METROPOLITAN PUBLIC GARDENS’ ASSOCIATION.

North, south, east, and west, the growth of London proceeds rapidly. Not only is the city’s area increased, but the brick and mortar maze of which it consists tends to grow denser and denser, as the nice arts of surveyor and architect combine to wrest from space its fullest building possibilities. And hence springs a great evil. Fresh air and light—necessary conditions of healthy life—are meted out to the population with an ever-increasing meagreness. But, happily, counteracting influences have now existed for some time. A notable one is embodied in a philanthropic Association, which spends a considerable income and great activity in obtaining for the people of London open spaces, or gardens, and other machinery for recreation.
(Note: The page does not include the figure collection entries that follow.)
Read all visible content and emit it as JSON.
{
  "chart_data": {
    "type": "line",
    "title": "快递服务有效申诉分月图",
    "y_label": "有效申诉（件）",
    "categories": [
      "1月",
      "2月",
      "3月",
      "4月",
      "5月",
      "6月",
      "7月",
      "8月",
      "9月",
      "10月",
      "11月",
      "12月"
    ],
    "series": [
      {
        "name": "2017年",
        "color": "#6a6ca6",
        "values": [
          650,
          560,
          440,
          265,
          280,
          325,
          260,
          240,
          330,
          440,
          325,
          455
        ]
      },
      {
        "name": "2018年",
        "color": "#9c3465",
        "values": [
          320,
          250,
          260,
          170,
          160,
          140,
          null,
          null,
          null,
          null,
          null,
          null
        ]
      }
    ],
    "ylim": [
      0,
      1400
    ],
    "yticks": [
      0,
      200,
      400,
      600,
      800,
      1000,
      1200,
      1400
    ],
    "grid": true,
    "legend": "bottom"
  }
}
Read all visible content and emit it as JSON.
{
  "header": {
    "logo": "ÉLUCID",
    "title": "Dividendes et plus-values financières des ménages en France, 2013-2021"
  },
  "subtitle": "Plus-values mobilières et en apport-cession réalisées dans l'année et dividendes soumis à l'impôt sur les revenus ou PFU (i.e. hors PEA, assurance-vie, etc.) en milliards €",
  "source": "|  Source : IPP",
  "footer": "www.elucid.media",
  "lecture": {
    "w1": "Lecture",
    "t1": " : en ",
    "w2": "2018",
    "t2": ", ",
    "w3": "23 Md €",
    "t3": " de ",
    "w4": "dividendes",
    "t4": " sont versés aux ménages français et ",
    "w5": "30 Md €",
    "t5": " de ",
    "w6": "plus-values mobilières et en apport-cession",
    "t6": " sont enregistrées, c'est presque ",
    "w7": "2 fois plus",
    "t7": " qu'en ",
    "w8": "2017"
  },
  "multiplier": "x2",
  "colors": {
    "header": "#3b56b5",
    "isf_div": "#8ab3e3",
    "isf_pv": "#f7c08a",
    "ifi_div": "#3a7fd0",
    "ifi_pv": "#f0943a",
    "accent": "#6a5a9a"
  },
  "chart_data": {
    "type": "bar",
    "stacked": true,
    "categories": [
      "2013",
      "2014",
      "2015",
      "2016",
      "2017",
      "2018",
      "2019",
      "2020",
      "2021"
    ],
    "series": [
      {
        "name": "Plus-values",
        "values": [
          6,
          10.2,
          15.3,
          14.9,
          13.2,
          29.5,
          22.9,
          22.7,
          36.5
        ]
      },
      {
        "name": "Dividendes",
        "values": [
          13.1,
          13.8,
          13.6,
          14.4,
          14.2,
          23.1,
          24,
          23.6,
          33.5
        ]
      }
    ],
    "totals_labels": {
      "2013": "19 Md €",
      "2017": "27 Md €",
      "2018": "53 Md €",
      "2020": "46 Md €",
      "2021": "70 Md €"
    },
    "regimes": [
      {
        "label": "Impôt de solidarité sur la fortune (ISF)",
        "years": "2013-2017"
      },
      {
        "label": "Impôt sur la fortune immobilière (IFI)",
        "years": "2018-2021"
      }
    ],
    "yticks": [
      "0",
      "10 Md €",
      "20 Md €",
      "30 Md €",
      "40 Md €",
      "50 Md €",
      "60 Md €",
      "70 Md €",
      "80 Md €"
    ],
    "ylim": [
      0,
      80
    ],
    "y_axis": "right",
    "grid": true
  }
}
Old churchyards and other disused burial-grounds, inclosed squares, and vacant plots of ground of all sorts, are the ‘prey’ of the Metropolitan Public Gardens’ Association. Finding them, it at once agitates obstinately for their consecration to public use. Parochial and ecclesiastical local authorities, and in some cases private individuals, are appealed to, to devote the land to the desired purpose—the Association offering to lay out the inclosure at its own expense, and provide the necessary implements, plants, mould, drains, seats, &c., or making such overtures as the individual circumstances of the case may justify. Though securing public recreation-grounds is the chief aim of the Association, it adopts other means for promoting the health and physical well-being of the people. Thus it agitates for the establishment of gymnasia in elementary schools, and for the opening of school playgrounds during all but scholastic hours to the children of the surrounding locality; it plants trees and places seats in the wilder thoroughfares; it uses its influence to obtain the erection of baths and washhouses; and, collecting reliable information respecting all the poorer districts of the metropolis, it directs public attention to overcrowding and other social evils. Since the Association’s formation in 1882, it has succeeded in eighty-three of its efforts to provide public recreation-grounds, &c., disbursing in the work £8595, 15s. 5d. Lord Brabazon is the chairman, Miss I. M. Gladstone, the honorary Secretary, and Miss F. Wilkinson, the landscape gardener of the Association, the address of which is 83 Lancaster Gate, London, W.